Istanbul, place émergente du marché de l'art contemporain

Par @Culturebox
Mis à jour le 06/12/2016 à 06H30, publié le 24/02/2013 à 11H44
Le musée d'art moderne d'Istanbul

Le musée d'art moderne d'Istanbul

© Mattes René / HEMIS.FR

Dopée par la forte croissance économique du pays, la mégalopole turque est devenue le foyer d'un intense foisonnement créatif, qui est en passe de l'imposer comme une place importante du marché de l'art contemporain.

"L'art intéresse de plus en plus en Turquie", explique le commissaire-priseur Kerem Topuz, "les gros collectionneurs sont peu nombreux mais il existe une clientèle importante de petits et de moyens collectionneurs capables de dépenser 30.000 à 40.000 euros pour des signatures importantes".

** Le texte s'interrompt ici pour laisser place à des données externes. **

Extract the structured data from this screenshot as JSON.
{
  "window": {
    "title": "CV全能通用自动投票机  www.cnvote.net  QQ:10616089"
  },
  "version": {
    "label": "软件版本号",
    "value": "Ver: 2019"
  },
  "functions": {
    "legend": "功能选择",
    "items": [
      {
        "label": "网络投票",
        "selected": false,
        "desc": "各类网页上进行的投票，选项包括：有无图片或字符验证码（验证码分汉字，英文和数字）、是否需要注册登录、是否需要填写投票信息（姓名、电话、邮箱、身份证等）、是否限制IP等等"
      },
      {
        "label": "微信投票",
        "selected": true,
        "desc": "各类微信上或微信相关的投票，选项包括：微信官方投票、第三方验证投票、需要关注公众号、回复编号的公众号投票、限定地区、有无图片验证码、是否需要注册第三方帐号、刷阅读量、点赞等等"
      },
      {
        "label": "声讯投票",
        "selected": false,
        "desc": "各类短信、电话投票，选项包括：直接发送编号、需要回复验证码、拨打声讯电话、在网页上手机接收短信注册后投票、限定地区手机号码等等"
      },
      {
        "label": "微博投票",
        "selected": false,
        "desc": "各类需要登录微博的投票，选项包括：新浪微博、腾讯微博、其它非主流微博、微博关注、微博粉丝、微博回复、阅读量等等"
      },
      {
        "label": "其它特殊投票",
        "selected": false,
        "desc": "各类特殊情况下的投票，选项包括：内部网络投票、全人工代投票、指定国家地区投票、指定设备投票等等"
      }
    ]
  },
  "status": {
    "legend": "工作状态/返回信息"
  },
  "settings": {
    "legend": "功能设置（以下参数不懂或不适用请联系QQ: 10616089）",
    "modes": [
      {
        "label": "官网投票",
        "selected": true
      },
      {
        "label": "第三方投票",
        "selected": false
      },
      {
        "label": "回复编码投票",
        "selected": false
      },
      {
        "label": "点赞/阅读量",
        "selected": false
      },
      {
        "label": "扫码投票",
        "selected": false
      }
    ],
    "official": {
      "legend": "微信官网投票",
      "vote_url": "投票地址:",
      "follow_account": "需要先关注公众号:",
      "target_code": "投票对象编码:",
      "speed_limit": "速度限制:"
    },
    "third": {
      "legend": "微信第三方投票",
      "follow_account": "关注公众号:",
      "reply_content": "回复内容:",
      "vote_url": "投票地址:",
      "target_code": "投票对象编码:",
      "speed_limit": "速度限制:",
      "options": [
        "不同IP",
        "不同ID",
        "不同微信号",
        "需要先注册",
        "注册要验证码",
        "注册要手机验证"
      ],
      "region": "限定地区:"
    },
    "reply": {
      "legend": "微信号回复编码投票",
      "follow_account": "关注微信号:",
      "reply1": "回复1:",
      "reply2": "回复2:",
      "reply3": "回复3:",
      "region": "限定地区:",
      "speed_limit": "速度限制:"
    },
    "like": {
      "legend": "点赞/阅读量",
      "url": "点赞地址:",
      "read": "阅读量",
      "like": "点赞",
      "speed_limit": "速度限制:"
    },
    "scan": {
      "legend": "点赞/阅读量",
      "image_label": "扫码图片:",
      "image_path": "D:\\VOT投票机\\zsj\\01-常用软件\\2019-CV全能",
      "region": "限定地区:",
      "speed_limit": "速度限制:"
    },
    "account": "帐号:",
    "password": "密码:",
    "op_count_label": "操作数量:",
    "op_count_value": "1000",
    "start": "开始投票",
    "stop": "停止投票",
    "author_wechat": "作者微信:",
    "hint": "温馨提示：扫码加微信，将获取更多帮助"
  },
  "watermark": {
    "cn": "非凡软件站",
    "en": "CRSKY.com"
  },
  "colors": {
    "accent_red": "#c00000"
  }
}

Explosion du marché de l'art contemporain
En quelques années, le marché de l'art contemporain a explosé, favorisé un taux de croissance du PIB supérieur à 8% en 2010 et 2011. Une cinquantaine de nouvelles galeries y ont vu le jour, qui exposent "leurs" artistes dans les rendez-vous de Venise, Paris ou Dubaï. Et les professionnels du secteur ont inscrit les foires d'Istanbul à leur agenda.

A l'origine de cet engouement, il y a des riches mécènes, patrons des grands conglomérats industriels et familiaux de Turquie. Mais surtout les banques turques qui exposent dans leurs propres galeries."Les banques financent énormément l'art contemporain, leurs patrons font eux-mêmes des collections", note Ali Akay, un sociologue et commissaire d'exposition indépendant qui vit entre Paris et Istanbul. "Cela n'a encore rien de comparable avec ce qui se fait en Chine, à New York ou même à Paris mais le volume d'argent qui circule ici est de plus en plus important".

Un rôle déterminant joué par le secteur privé turc
Ouvert en 2004, le musée Istanbul Modern a été financé par la famille de l'industriel de la pharmacie Nejat Eczacibasi pour accueillir sa collection privée. Aujourd'hui, il constitue LA vitrine grand public de la création turque. "Dans les années 2000, Istanbul a été découverte par le monde de l'art mondial comme si c'était un nouveau continent", se souvient le conservateur d'Istanbul Modern, Levent Calikoglu. "Aujourd'hui nous recevons plus de 2.000 visiteurs par jour"... "désormais, la culture et le tourisme se mêlent à Istanbul".

L'intérêt croissant porté en Turquie à l'art moderne et contemporain a profité à des créateurs. Ainsi la vidéaste Seza Paker qui, après avoir voyagé, a décidé de revenir plus souvent puiser son inspiration à Istanbul. "Ce que j'ai vécu dans les années 1980 et 1990 à New York me rappelle énormément ce qui existe aujourd'hui à Istanbul. J'y retrouve la même énergie", se réjouit-elle, "et le public manifeste un intérêt beaucoup plus précis, beaucoup plus informé pour ce que nous créons, c'est très intéressant".

La cote des artistes locaux a grimpé
Certains créateurs sont devenus "bankable". Comme Buhran Dogançay, dont la toile "Symphonie bleue" s'est vendue à 1,2 million de dollars en 2010, Erol Akyavas ou encore Sarkis Zabunyan. "Nous suscitons un fort intérêt à l'étranger, c'est vrai mais nos prix restent encore bas comparés à ceux des places les plus prestigieuses", juge la marchande d'art Ayse Utku, "nous sommes encore loin de l'état de bulle".